When attacked, “it becomes overactive. It goes crazy,” said Verdin, who leads the Novato-based institute, the first independent biomedical research facility in the world focused solely on aging. Infection by the COVID-19 virus triggers a rush of immune cells into the lungs, causing patients to suffocate.

It’s this imbalance that makes elders so vulnerable. And it helps explain the gender differences, with higher percentages of infected men being hospitalized (16%), admitted to the ICU (3%) and dying (6%) than women (12%, 2%, and 5%, respectively). Men tend to have more innate inflammation and show greater declines in their adaptive immune response.

While risk is greatest for those with underlying medical conditions, age is an independent risk factor for severe COVID-19. The Centers for Disease Control and Prevention found that 1.3% of ICU admissions came among otherwise healthy people in their 40s, compared with 7% among healthy people in their 70s. Death was most commonly reported among persons in their 80s, regardless of the presence of underlying conditions.

From an evolutionary perspective, this all makes sense. Our exposure to new pathogens is greatest during the first years of life. And after reproductive age, our survival doesn’t much matter.

“We are watching play out, in real time, that the immune systems of individuals over age 50 are less capable of dealing with a new virus,” said Stanford’s Weyand. “Essentially, COVID-19 is a big experiment of nature—showing us that as we get old, our ability to make antiviral immunity declines.”

But scientists say that while chronological aging is inevitable, biological aging is malleable.
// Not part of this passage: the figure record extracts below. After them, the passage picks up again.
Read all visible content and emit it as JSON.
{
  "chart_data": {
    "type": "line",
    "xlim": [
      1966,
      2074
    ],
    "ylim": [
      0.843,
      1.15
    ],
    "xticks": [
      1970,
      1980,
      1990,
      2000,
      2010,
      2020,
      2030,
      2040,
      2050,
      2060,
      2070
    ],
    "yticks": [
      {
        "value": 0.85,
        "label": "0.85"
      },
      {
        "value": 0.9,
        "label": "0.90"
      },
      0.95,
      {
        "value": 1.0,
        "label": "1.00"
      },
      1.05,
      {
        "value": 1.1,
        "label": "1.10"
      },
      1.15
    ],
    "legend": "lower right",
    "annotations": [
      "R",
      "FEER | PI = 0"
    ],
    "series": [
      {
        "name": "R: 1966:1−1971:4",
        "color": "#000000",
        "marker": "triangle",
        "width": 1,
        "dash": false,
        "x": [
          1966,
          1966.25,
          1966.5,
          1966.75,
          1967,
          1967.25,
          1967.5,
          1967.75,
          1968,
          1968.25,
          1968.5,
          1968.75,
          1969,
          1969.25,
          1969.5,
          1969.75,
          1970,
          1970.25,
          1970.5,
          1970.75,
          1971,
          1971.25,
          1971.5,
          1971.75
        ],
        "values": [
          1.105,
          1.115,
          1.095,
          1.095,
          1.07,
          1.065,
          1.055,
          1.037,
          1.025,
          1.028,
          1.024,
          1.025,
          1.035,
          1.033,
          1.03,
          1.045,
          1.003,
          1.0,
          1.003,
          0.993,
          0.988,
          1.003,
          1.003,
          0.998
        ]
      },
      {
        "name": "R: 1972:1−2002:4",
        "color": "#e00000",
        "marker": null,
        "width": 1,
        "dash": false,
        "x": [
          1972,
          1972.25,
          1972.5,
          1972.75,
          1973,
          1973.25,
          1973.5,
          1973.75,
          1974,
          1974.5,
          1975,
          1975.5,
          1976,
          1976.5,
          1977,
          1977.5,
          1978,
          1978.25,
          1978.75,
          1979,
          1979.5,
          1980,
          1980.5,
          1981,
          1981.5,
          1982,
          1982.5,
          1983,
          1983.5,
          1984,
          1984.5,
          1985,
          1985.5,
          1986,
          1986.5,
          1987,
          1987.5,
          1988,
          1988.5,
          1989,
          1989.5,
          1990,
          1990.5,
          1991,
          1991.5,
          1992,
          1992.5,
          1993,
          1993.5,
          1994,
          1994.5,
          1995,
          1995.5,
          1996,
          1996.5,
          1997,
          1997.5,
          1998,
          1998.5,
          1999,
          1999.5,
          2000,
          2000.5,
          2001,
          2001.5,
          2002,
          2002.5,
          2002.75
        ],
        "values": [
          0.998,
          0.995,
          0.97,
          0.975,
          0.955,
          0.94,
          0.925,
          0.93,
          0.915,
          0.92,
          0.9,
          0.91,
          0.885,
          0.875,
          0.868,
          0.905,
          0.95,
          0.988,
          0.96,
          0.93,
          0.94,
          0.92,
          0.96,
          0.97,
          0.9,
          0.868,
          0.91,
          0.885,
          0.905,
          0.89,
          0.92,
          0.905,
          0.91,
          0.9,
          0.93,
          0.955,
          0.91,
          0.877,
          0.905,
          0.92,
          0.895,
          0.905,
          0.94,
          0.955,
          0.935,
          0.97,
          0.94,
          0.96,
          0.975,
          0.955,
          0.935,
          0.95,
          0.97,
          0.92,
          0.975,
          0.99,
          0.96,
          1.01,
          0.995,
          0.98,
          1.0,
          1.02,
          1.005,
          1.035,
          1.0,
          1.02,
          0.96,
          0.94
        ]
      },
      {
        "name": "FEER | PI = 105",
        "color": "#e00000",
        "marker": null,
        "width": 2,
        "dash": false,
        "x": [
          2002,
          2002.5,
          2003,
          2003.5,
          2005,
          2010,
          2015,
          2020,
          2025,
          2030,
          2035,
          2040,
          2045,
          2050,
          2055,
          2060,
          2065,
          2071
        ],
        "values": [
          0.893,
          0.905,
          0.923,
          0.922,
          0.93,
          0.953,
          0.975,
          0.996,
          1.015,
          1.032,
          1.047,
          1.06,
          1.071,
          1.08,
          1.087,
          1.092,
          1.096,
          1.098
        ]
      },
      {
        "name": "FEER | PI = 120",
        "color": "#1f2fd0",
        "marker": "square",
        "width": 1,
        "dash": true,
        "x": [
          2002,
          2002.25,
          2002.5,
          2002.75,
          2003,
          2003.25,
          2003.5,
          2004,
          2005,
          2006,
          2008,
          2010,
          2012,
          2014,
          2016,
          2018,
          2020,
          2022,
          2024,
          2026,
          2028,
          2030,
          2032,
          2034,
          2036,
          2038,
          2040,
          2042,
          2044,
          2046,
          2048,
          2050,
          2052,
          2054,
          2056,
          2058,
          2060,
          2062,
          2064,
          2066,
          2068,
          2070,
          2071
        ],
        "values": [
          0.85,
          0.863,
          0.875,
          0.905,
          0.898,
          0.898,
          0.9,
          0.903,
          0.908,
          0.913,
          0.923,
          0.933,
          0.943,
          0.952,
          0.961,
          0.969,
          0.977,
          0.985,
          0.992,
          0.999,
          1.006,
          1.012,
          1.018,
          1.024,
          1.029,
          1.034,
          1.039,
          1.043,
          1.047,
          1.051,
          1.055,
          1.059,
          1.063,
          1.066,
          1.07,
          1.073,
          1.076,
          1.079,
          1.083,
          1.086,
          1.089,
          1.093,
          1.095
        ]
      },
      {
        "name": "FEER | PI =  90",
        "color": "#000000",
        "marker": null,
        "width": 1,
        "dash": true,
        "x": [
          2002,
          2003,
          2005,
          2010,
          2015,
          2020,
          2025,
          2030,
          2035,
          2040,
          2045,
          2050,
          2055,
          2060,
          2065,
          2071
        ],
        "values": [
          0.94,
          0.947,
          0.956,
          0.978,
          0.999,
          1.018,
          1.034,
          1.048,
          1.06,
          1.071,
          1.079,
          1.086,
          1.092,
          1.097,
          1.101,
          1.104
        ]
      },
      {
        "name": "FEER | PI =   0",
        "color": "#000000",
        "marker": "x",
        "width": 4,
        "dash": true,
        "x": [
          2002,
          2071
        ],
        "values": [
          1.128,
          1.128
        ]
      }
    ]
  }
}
Several factors can tilt the scales one way or another. Genetics plays a big role, of course. But so might nutrition, exercise, sleep and frailty. A lifetime of infections can deplete reserves, Weyand said.

“An 80-year-old who is otherwise very healthy may have lower risk than a 60- or 70-year-old who’s frail, who has multiple chronic diseases or who’s homeless,” said gerontologist George Kuchel of the University of Connecticut and American Federation for Aging Research.

Many labs, including Verdin’s and Weyand’s, are dedicated to finding ways to help the immune system maintain its function as it ages.

Verdin’s lab is studying key proteins and their downstream pathways that help repair the damage and promote longevity, hoping to find ways to stimulate an aging immune system. Weyand’s lab is offering different food sources to T cells to see if that influences their response to the virus.

Scientists also are developing biomarkers that can spot a troubled immune system and design therapeutics that can prevent or reverse damage.

Data from laboratory interventions and studies of lifestyle factors make it clear that one can have a much “younger” biological age than the date on their birth certificate suggests.

“People age at different rates. These differences also exist within cells,” said Verdin.